Community Arts ist den Kinderschuhen entwachsen und hat sich als ernst zu nehmende Disziplin in pädagogischer, sozialer, künstlerischer und akademischer Hinsicht etabliert. Besonders lebendig gestaltet sich die Community Music Szene, wie das vorliegende Buch belegt. Die umfangreiche Sammlung von Beiträgen auf 768 Seiten ist in fünf Abschnitte unterteilt. Im ersten Teil werden Kontext-Szenarien von Community Music erläutert, etwa bei der Konfliktbearbeitung, in Gefängnissen oder für positives und kreatives Altern; aber auch Online Music Communities in den sozialen Medien sind ein Thema.
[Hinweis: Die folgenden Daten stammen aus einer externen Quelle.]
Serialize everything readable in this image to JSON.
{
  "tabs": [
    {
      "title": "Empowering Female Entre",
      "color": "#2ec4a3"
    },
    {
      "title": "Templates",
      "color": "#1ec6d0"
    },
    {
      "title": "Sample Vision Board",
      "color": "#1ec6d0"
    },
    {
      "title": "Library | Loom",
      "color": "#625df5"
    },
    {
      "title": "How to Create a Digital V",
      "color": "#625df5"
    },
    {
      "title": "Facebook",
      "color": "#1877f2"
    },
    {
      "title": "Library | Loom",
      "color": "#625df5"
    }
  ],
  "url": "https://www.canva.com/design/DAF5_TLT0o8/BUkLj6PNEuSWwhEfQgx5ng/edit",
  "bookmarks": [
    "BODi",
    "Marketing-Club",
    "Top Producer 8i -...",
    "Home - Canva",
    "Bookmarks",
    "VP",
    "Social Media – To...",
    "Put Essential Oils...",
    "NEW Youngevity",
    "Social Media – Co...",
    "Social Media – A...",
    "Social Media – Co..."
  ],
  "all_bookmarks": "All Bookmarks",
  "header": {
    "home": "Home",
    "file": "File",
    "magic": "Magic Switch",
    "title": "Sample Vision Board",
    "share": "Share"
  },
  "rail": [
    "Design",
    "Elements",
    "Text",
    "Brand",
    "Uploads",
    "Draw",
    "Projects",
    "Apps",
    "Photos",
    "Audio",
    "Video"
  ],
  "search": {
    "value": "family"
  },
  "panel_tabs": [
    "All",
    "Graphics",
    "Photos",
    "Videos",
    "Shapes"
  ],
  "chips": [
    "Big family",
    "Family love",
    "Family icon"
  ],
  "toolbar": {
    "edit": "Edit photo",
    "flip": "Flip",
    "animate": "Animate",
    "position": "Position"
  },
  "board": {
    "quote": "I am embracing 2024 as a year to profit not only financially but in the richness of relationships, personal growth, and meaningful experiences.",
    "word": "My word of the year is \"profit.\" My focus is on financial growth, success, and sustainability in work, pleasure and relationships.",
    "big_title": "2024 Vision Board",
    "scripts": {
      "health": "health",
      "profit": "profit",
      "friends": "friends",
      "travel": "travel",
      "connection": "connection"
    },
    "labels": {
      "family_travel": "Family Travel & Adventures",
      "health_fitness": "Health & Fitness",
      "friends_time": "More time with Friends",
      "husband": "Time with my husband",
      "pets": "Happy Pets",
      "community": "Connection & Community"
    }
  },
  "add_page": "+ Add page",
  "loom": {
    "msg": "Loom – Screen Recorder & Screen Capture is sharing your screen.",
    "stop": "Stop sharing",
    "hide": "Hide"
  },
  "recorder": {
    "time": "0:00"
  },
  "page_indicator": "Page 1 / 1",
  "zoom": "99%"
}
Der einleitenden Text stammt von Huib Schippers, der als professioneller Sitar-Spieler Erfahrungen als Musiker, Journalist, Forscher, Pädagoge, Projektmanager und in der Kulturpolitik hat. Er unterscheidet drei Arten von Community Music: die „organische“, also in einem lokalen, regionalen Kontext praktizierte (Volks-)Musik; Community Music als bedarfsorientierte Intervention; sowie die daraus entstehenden Institutionalisierung an professionellen Ausbildungsstätten. Schippers verhandelt diese Kategorien mit all ihren Widersprüchen und stellt dazu neun Fallbeispiele vor. So bietet allein der Begriff „Community“ bei bedarfsorientierten Interventionen eine breite Angriffsfläche für unterschiedliche Interpretationen. Schippers Beitrag bereitet das Feld für einen Begriff und eine Praxis vor, die sich ob ihrer Vielfältigkeit und Mannigfaltigkeit einer eindeutigen Positionierung entzieht. Doch das ist auch nicht Ziel dieses Handbuches, vielmehr geht es ähnlich wie bei dem Handbuch „Dance and Wellness“ um eine möglichst umfassende Bestandsaufnahme unterschiedlicher Positionen und Zugänge. Unbestritten sind bei den Autoren der Beiträge jedoch die Werte, die Community Arts zugrunde liegen: soziale Gerechtigkeit, Menschenrechte, kulturelle Demokratie und Teilhabe.
Im Abschnitt „Transformations“ wird Fragen nach der Wirkung nachgegangen, zum Beispiel ob Community Music bei Jugendlichen Empowerment bringt, oder wie sich interkulturelle Kreativität in Musik übersetzen lässt. Eine Fallstudie widmet sich einem Musiktheater-Projekt als eine friedensbildende Maßnahme bei unterschiedlichen Ethnien in Malaysia. Im abschließenden Kapitel werden Evaluierungsmethoden für die Wirkung von Community Arts bzw. Music Interventionen vorgestellt und wie etwa die vom Arts Council England herausgegebenen Anleitungen für eine Selbstevaluierung die Realität abbilden (können).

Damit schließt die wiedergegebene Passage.